Berikut ini adalah kegunaan dari epidemiologi:
  • Mempelajari riwayat kesehatan populasi
  • Mendiagnosa kesehatan komunitas dan mengukur sehat-sakit dengan mengetahui prevalensi, insidensi, mortalitas, dan morbiditas dari penyakit tertentu.
  • Untuk mempelajari kualitas pelayanan kesehatan
  • Untuk memperkirakan kelompok penelitian seperti resiko individu
  • Untuk melengkapi gambaran klinik dari penyakit kronik dengan mendeskripsikannya.
  • Untuk mengidentifikasi sindrom dengan mendeskripsikan dari fenomena populasi
  • Untuk meneliti penyebab sehat dan sakit dengan mempelajari insiden pada kelompok berbeda

Pentingnya Epidemiologi Dalam CHN (Community Health Nursing)

Hal ini sangat penting untuk melaksanakan Surveilans Epidemiologi.

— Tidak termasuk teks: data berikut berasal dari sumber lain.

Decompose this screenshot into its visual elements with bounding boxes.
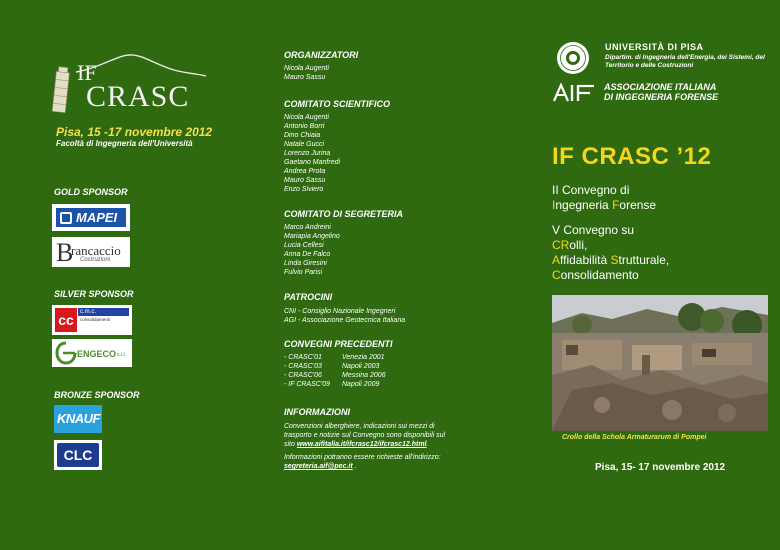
conference-place: Napoli 2009 [342, 381, 380, 388]
organizer-name: Mauro Sassu [284, 74, 326, 81]
previous-conference-row [284, 380, 400, 389]
information-title: INFORMAZIONI [284, 407, 350, 417]
word-ingegneria: ngegneria [555, 198, 613, 212]
secretariat-member: Linda Giresini [284, 260, 327, 267]
bronze-sponsor-title: BRONZE SPONSOR [54, 390, 140, 400]
secretariat-member: Anna De Falco [284, 251, 331, 258]
committee-member: Natale Gucci [284, 141, 325, 148]
committee-member: Mauro Sassu [284, 177, 326, 184]
letters-cr: CR [552, 238, 570, 252]
cmc-sub: consolidamenti [80, 317, 111, 322]
conference-place: Messina 2006 [342, 372, 386, 379]
letter-i: I [552, 198, 556, 212]
scientific-committee-section [284, 99, 390, 194]
previous-conferences-title: CONVEGNI PRECEDENTI [284, 339, 393, 349]
previous-conference-row [284, 353, 400, 362]
patron-item: CNI - Consiglio Nazionale Ingegneri [284, 308, 396, 315]
mapei-text: MAPEI [76, 210, 118, 225]
secretariat-member: Mariapia Angelino [284, 233, 340, 240]
committee-member: Antonio Borri [284, 123, 325, 130]
letter-c: C [552, 268, 561, 282]
secretariat-member: Fulvio Parisi [284, 269, 323, 276]
pompei-collapse-photo [552, 295, 768, 431]
logo-if-text: IF [77, 60, 97, 85]
website-link[interactable]: www.aifitalia.it/ifcrasc12/ifcrasc12.html [296, 441, 427, 448]
mapei-logo [52, 204, 130, 231]
if-crasc-logo [44, 50, 224, 122]
conference-place: Venezia 2001 [342, 354, 385, 361]
engeco-text: ENGECO [77, 349, 117, 359]
silver-sponsor-title: SILVER SPONSOR [54, 289, 134, 299]
convegno-v-line1: V Convegno su [552, 223, 635, 237]
previous-conferences-section [284, 339, 400, 389]
brancaccio-b: B [56, 238, 74, 267]
information-text [284, 422, 454, 449]
department-name: Dipartim. di Ingegneria dell'Energia, dei Sistemi, del Territorio e delle Costruzioni [605, 54, 765, 69]
organizers-section [284, 50, 358, 82]
scientific-committee-title: COMITATO SCIENTIFICO [284, 99, 390, 109]
info-text: Convenzioni alberghiere, indicazioni sui mezzi di trasporto e notizie sul Convegno sono disponibili sul sito [284, 423, 446, 448]
previous-conference-row [284, 371, 400, 380]
gold-sponsor-title: GOLD SPONSOR [54, 187, 128, 197]
photo-caption: Crollo della Schola Armaturarum di Pompei [562, 434, 707, 441]
email-link[interactable]: segreteria.aif@pec.it [284, 463, 353, 470]
aif-line-2: DI INGEGNERIA FORENSE [604, 92, 719, 102]
cmc-text: c.m.c. [78, 308, 129, 316]
conference-name: - IF CRASC'09 [284, 381, 330, 388]
aif-line-1: ASSOCIAZIONE ITALIANA [604, 82, 717, 92]
word-forense: orense [619, 198, 657, 212]
info-mail-end: . [352, 463, 357, 470]
committee-member: Lorenzo Jurina [284, 150, 331, 157]
conference-name: - CRASC'06 [284, 372, 322, 379]
aif-logo [552, 83, 596, 103]
engeco-logo [52, 339, 132, 367]
secretariat-title: COMITATO DI SEGRETERIA [284, 209, 404, 219]
brancaccio-sub: Costruzioni [80, 257, 111, 263]
left-faculty: Facoltà di Ingegneria dell'Università [56, 139, 193, 148]
event-title: IF CRASC ’12 [552, 143, 712, 170]
conference-name: - CRASC'01 [284, 354, 322, 361]
info-contact-text: Informazioni potranno essere richieste all'indirizzo: [284, 454, 441, 461]
university-name: UNIVERSITÀ DI PISA [605, 42, 704, 52]
previous-conference-row [284, 362, 400, 371]
knauf-text: KNAUF [57, 411, 100, 426]
organizers-title: ORGANIZZATORI [284, 50, 359, 60]
committee-member: Andrea Prota [284, 168, 326, 175]
aif-association-name [604, 82, 718, 102]
convegno-v [552, 223, 669, 283]
knauf-logo [54, 405, 102, 433]
word-crolli: olli, [569, 238, 588, 252]
clc-logo [54, 440, 102, 470]
word-consolidamento: onsolidamento [560, 268, 639, 282]
patronage-section [284, 292, 405, 325]
secretariat-section [284, 209, 403, 277]
cmc-logo: cc c.m.c. consolidamenti [52, 305, 132, 335]
word-affidabilita: ffidabilità [560, 253, 611, 267]
info-end: . [426, 441, 429, 448]
secretariat-member: Lucia Cellesi [284, 242, 324, 249]
letter-s: S [610, 253, 619, 267]
brancaccio-text: rancaccio [71, 243, 121, 258]
brancaccio-logo [52, 237, 130, 267]
university-seal [555, 40, 591, 76]
word-strutturale: trutturale, [618, 253, 670, 267]
left-event-date: Pisa, 15 -17 novembre 2012 [56, 125, 213, 139]
engeco-sub: s.r.l. [117, 352, 127, 358]
patron-item: AGI - Associazione Geotecnica Italiana [284, 317, 406, 324]
information-section [284, 407, 454, 471]
organizer-name: Nicola Augenti [284, 65, 329, 72]
right-event-date: Pisa, 15- 17 novembre 2012 [595, 462, 726, 473]
letter-a: A [552, 253, 561, 267]
logo-crasc-text: CRASC [86, 80, 190, 113]
committee-member: Gaetano Manfredi [284, 159, 341, 166]
clc-text: CLC [57, 443, 99, 467]
convegno-ii-line1: II Convegno di [552, 183, 630, 197]
committee-member: Enzo Siviero [284, 186, 324, 193]
convegno-ii [552, 183, 656, 213]
patronage-title: PATROCINI [284, 292, 333, 302]
conference-name: - CRASC'03 [284, 363, 322, 370]
committee-member: Dino Chiaia [284, 132, 321, 139]
committee-member: Nicola Augenti [284, 114, 329, 121]
conference-place: Napoli 2003 [342, 363, 380, 370]
letter-f: F [612, 198, 620, 212]
secretariat-member: Marco Andreini [284, 224, 331, 231]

Surveilans Epidemiologi adalah suatu rangkaian proses pengamatan yang terus menerus sistematik dan berkesinambungan dalam pengumpulan data, analisa dan interpretasi data kesehatan dalam upaya menguraikan dan memantau suatu peristiwa kesehatan agar dapat dilakukan penanggulangan efektif dan efisien terhadap masalah kesehatan tersebut.

Konsep dasar surveilans:
  • Pengumpulan data
    • Aktif → Dengan cara mengunjungi langsung ke sumber data, serta langsung ke masyarakat atau pusat riset yang berkaitan.
    • Pasif → Sumber data didapatkan di sarana setempat
  • Pengolahan data, analisis, dan interpretasi data. Dengan kriteria yang baik sebagai berikut:
    • Tidak membuat kesalahan
    • Dapat mengidentifikasi adanya perbedaan dalam frekuensi dan distribusi
    • Tehnik pengolahan data tidak menimbulkan perbedaan hasil
    • Metode yang dipakai lazim
  • Umpan balik dan diseminasi yang baik serta respon yang cepat.
    • Kunci keberhasilan Surveilans Epidemiologi adalah memberikan umpan balik pada sumber-sumber data surveilans.

Sejarah Epidemiologi

Perkembangan epidemiologi dipengaruhi oleh:
  1. Tantangan zaman dimana terjadi perubahan masalah dan perubahan pola penyakit. Dahulu epidemiologi mengarah ke penyakit infeksi dan wabah. Sekarang bergeser ke penyakit non infeksi.
  2. Perkembangan ilmu pengetahuan lain seperti ilmu kedokteran, biostatistik, ilmu perilaku dan masih banyak lagi mempengaruhi perkembangan epidemiologi.

Jenis-Jenis Epidemiologi

Secara garis besar epidemiologi dapat digolongkan menjadi 3 jenis sebagai berikut:

1. Epidemiologi Deskriptif
  • Mempelajari tentang frekuensi dan distribusi masalah kesehatan
  • Mampu menjawab pertanyaan faktor Who, Where, dan When.

2. Epidemiologi Analitis
  • Berkaitan dengan upaya epidemiologi untuk menganalisis faktor-faktor (determinan) masalah kesehatn.
  • Mampu menjawab pertanyaan Why?

3. Epidemiologi Eksperimental
  • Untuk membuktikan bahwa suatu faktor sebagai penyebab terjadinya faktor luaran (penyakit) maka perlu diuji kebenarannya dengan eksperimen.
  • Misalnya, jika rokok dianggap sebagai penyebab kanker paru maka perlu dilakukan eksperimen jika rokok dikurangi maka kanker paru akan menurun.